Qué me va a contar, muchacho, del río Uruguay, sus fronteras y su gente; si cuando aprieta el hambre, el hombre de la ribera que ve el horizonte cerca, se lanza al río en busca de una santa pesca.
¡Shhh! Haga silencio y sienta: de lejos se escucha el palear de los viejos remos que golpean mansos las aguas a distancia de las correderas.
Le aseguro, que el amigo de la canoa hoy tampoco ha probado bocado, y aunque le pica el bagre y le chifla la panza flaca, el último plato de reviro se lo ha dejado a sus críos para que marchen con fuerzas a pie ligero -dejando huellas en el barro colorado, formando una graciosa hilera- y no falten a la escuela.

Hoy el flaco salió temprano, con luz muy clara de luna llena para aprovechar su energía, porque, aunque él no es letrado en las aulas, la vida le ha enseñado a leer la naturaleza. El buen hombre siente, como creencia de fe, que esta luna le acercará abundancia o, al menos, eso desea.
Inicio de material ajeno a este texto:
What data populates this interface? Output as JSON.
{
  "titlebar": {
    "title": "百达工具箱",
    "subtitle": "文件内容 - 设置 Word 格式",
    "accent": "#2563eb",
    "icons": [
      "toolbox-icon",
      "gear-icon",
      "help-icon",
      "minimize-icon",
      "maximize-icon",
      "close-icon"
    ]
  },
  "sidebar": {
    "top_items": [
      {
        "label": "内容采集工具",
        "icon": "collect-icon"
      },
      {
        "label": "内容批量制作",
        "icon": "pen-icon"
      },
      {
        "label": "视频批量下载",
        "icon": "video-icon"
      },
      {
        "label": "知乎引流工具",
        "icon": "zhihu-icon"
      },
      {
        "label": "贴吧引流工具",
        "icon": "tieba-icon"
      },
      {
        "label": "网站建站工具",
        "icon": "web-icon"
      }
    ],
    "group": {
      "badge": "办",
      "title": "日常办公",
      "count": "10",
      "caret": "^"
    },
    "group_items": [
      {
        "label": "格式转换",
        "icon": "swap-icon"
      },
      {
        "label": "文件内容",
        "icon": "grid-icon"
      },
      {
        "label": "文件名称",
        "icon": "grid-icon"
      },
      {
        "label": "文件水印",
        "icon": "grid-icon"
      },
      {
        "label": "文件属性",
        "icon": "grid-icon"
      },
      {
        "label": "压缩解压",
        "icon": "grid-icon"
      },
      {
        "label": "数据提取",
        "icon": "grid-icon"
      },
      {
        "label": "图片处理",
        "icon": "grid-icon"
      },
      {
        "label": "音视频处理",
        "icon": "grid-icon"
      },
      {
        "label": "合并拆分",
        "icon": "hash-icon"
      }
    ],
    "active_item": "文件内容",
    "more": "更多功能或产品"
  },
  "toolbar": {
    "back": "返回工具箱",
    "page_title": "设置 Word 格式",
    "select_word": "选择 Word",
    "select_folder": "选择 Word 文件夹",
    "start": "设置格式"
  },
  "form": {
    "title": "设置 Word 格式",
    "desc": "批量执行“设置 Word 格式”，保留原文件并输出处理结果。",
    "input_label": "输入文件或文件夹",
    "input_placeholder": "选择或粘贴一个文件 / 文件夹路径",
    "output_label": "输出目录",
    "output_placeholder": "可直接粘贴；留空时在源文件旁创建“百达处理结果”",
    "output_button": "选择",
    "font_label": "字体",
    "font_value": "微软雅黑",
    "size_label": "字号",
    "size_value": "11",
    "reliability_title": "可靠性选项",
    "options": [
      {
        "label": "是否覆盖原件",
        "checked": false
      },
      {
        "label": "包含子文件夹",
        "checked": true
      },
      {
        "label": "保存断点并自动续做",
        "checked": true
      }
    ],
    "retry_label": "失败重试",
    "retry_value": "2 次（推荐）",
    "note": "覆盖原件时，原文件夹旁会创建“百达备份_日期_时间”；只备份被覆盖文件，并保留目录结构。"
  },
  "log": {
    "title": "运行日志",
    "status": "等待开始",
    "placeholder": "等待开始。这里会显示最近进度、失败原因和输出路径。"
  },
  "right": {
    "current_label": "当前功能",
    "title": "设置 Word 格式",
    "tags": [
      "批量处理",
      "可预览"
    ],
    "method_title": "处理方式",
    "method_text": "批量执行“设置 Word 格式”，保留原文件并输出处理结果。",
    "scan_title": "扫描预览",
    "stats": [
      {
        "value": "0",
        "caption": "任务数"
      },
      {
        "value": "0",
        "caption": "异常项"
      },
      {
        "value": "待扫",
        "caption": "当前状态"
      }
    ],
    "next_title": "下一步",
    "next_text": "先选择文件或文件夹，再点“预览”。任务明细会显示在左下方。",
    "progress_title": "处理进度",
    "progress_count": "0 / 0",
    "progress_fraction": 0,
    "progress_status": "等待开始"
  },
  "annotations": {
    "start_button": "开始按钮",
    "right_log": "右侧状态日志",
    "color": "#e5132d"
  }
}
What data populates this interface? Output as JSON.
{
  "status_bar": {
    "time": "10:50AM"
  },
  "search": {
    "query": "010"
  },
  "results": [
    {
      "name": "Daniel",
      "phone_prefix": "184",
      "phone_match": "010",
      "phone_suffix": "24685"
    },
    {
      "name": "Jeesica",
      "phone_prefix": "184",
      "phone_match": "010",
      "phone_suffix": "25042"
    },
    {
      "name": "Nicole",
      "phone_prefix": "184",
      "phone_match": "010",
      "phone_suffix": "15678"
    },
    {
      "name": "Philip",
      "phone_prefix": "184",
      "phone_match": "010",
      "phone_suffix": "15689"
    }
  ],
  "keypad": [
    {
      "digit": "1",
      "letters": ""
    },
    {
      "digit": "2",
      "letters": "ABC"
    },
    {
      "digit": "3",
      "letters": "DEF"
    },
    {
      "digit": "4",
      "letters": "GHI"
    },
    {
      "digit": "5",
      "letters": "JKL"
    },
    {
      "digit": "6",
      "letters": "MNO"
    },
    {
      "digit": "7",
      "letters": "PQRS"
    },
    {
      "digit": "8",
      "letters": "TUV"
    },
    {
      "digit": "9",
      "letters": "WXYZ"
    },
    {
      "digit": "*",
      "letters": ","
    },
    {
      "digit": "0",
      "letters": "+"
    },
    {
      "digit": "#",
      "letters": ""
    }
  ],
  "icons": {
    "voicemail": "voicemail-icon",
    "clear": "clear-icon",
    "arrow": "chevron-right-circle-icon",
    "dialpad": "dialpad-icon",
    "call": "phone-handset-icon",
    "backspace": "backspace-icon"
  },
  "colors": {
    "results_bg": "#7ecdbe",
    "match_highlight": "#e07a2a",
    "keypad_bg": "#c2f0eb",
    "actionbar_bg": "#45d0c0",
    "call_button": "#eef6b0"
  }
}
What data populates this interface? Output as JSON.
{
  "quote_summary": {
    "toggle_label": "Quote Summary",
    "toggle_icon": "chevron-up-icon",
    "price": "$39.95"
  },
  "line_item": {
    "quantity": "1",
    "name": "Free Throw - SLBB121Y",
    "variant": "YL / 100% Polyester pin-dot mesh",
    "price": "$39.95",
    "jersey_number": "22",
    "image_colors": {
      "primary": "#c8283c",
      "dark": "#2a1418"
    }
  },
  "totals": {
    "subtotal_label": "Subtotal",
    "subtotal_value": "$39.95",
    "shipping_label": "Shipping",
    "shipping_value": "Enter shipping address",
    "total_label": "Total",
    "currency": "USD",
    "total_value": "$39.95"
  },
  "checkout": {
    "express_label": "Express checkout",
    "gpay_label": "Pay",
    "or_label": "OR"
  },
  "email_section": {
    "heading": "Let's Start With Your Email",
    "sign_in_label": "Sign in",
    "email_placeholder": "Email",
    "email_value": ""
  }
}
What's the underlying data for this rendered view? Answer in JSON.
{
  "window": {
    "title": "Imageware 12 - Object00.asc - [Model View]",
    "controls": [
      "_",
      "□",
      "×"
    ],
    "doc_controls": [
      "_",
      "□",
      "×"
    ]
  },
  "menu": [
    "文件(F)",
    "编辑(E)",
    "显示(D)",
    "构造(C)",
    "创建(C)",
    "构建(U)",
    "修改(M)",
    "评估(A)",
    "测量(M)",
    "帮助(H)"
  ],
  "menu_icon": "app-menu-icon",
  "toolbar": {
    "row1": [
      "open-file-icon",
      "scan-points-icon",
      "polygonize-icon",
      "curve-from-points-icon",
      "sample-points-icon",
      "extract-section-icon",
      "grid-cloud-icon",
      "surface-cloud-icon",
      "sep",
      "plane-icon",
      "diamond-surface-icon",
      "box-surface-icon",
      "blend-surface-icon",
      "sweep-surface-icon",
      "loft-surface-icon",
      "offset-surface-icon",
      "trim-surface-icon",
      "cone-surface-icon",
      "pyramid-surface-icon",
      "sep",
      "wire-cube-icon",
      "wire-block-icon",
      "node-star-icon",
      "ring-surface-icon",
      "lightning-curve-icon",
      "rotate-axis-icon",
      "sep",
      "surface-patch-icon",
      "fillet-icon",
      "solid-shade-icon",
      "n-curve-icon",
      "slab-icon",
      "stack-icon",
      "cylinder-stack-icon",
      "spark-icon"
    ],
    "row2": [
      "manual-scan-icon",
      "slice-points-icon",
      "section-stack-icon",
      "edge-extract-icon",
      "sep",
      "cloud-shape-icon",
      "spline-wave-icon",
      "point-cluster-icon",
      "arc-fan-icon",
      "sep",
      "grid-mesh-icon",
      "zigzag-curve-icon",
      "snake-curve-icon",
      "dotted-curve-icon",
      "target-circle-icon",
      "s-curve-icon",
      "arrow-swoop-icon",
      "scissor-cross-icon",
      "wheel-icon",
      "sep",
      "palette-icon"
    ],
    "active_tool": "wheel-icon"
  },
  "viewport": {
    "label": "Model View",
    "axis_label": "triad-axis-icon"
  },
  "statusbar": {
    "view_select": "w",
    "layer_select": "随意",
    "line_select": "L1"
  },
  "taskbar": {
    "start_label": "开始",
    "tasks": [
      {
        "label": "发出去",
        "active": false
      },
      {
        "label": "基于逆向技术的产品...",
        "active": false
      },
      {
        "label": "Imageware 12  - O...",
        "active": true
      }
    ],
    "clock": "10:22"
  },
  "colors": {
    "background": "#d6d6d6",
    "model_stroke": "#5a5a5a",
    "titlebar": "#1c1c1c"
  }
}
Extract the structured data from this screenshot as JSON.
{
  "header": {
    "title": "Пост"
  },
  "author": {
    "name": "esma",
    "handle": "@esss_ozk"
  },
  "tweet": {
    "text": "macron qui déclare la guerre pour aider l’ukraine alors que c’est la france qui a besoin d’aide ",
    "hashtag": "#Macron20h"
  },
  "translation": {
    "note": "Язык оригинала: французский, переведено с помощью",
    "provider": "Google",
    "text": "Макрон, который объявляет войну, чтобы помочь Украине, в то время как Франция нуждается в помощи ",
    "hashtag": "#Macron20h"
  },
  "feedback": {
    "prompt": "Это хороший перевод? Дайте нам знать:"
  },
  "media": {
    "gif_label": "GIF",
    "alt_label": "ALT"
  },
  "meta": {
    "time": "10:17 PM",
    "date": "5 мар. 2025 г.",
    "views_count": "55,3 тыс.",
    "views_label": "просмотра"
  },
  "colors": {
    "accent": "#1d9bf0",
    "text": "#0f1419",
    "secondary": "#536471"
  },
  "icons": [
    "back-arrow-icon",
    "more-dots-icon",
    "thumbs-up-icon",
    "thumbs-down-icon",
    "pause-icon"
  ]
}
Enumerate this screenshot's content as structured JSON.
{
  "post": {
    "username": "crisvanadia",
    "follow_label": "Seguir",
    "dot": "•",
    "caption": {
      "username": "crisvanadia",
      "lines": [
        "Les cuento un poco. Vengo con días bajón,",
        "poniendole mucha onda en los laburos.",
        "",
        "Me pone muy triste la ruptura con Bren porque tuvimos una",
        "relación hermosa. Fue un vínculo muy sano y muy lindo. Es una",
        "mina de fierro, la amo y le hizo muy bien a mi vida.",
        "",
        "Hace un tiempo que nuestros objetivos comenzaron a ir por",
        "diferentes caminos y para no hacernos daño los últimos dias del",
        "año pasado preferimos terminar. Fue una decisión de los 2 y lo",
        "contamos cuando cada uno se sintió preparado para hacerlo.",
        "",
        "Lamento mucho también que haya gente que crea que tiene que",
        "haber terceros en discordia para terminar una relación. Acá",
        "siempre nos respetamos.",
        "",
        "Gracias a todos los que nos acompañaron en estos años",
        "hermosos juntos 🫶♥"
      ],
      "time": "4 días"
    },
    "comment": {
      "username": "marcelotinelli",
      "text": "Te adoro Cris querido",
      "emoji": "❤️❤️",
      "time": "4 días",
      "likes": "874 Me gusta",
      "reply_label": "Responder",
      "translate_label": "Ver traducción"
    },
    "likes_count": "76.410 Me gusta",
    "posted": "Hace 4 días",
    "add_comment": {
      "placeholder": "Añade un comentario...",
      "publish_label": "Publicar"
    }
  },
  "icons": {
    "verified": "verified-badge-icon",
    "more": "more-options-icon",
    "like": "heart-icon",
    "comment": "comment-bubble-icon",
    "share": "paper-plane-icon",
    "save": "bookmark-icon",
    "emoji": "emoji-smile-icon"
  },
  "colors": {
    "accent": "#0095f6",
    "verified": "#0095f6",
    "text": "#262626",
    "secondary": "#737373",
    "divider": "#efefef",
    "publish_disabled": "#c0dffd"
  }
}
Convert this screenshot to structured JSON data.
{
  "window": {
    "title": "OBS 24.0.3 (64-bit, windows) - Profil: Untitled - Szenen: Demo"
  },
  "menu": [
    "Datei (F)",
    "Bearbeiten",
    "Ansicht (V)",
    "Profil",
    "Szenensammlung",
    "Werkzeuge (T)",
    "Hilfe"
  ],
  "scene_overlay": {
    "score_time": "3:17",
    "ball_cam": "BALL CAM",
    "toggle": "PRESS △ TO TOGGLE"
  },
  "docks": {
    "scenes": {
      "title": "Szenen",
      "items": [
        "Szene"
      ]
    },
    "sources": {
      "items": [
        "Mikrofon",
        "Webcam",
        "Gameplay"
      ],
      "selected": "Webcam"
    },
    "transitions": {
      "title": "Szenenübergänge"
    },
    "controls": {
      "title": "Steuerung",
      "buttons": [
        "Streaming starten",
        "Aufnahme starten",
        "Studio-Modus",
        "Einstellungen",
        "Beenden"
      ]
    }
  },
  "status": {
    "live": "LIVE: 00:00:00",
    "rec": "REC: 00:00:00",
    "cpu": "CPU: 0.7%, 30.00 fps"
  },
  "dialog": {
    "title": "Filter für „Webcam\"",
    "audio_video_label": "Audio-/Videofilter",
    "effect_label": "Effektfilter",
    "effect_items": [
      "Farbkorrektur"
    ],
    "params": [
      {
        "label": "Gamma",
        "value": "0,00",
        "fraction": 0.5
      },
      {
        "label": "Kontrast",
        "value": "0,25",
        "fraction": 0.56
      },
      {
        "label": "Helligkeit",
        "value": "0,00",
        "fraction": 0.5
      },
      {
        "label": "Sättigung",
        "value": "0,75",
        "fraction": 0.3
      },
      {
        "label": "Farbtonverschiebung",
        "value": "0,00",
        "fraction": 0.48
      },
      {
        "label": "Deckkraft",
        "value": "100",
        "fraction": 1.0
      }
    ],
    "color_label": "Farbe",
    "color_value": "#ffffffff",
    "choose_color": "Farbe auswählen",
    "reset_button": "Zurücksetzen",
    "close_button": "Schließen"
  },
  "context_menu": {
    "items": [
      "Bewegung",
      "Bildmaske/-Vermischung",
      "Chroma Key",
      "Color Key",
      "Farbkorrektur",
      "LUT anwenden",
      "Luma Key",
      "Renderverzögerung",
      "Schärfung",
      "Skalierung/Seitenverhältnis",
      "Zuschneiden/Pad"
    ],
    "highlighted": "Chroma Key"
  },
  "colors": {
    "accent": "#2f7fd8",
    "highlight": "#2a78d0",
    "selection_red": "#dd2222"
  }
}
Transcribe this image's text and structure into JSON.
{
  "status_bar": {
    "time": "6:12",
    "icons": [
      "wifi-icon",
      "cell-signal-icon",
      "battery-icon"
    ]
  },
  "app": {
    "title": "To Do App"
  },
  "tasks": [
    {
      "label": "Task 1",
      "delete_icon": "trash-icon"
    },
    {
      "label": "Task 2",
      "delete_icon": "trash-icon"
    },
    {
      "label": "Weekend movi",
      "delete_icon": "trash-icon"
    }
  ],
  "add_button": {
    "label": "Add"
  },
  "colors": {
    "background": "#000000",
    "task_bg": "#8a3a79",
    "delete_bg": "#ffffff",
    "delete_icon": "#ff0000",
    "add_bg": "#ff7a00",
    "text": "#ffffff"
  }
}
Sabe, oficial, desde antes del alba viene y va entre los espineles, engancha carnadas y oliendo al viento, pide en sus ruegos que la pesca sea buena. El hombre mantiene la espera y una mansa paz lo acompaña mientras el sol levanta el vapor del agua. Oiga el ritmo sereno, como canta en el eco cadencioso del plac…, plac…, “hoy se puede tender la mesa”. Vea en la sonrisa que le brilla de oreja a oreja, parece que está gritando: “¡que se prendan los braseros, que el canoero se acerca con la pesca milagrosa de este domingo en que el hambre aprieta! Trae bogas, sábalos, pacúes y hasta un par de dorados, ¡algunos para la cena y otros para la venta!”.

No se pierda ese detalle, amigo. Vea: con el consuelo en las manos y el orgullo en la frente hace una venia al Altísimo que nunca le falla, que aprieta, pero no ahorca, porque él sabe que fue un milagro, y a Dios Padre agradece que le haya hablado al oído y le haya mostrado el sitio donde se baña la luna, para justo ahí tirar la red y recoger los anzuelos de los espineles flotantes cargados de santa pesca.

Sepa usted, joven oficial, que los pescados que durante la cena no caigan a las barrigas o se vendan colgados al palo pasarán al ahumadero y dará comienzo la bonanza.
De la pesca de luna llena, de este domingo de Pascua, se hablará el año entero. ¡Muchos querrán tener la misma suerte!

Por eso le digo, mi jefe: yo pienso que los peces y los ribereños no entienden de límites ni de fronteras; ellos son libres en las aguas, nadan o cruzan de orilla a orilla, sin preguntar de qué patria es la costa o quién el dueño del río. ¡Eso no es contrabando! ¡Vaya a mirar a otra gente! Deje por favor, señor, su moto de agua un rato; mejor, no le vaya con leyes que no entienden.

Son las cuatro de la tarde, los niños ya regresaron y corren como pollitos con su madre hasta la orilla. Su padre regresa y ellos lo saben porque de lejos con su silbido les viene anunciando: vuelvo cargado y necesito ayuda de todos para subir con la pesca hasta el rancho.

Esta noche, cuando salga la primera estrella, sentados junto al fogón, podrán llenar la panza y hasta chuparse los dedos saboreando el chupín de bogas que los tenía desacostumbrados.

El marinero porteño, en su segundo día en Puerto de Alba Posse, hipnotizado con el juego de los rayos de sol sobre las aguas del Uruguay, quiso saber quién era el sabelotodo que le hablaba casi al oído. Giró la cabeza y levantó la vista. Miró a su alrededor buscando al hombre; no vio a nadie que le soplara. Turbado, advirtió que había dejado el sillón de su escritorio, que no estaba mirando el hermoso paisaje desde la ventana, que se encontraba parado a orillas del río, que estaba descalzo y con las patas en el agua. Tenía algo en la mano izquierda, apretaba el puño con fuerza; pensó que podrían ser las llaves de la moto o de sus nuevos dominios; al abrirla solo encontró tres pequeñas piedras de colores, las observó al detalle, eran preciosas: una verde, una dorada y otra rosa. Acercó la mano hacia la luz del sol, las piedras chocaron entre sí imitando el sonido de un instrumento de percusión que se expandió en el silencio de la tarde hasta donde se perdía la vista subiendo la corriente del rio.

Azorado con media sonrisa en los labios, moviendo la cabeza de lado a lado, sin poder comprender lo sucedido caminó de regreso a la oficina. Volvió a mirar las piedras y las guardó en el bolsillo con ganas de continuar la charla.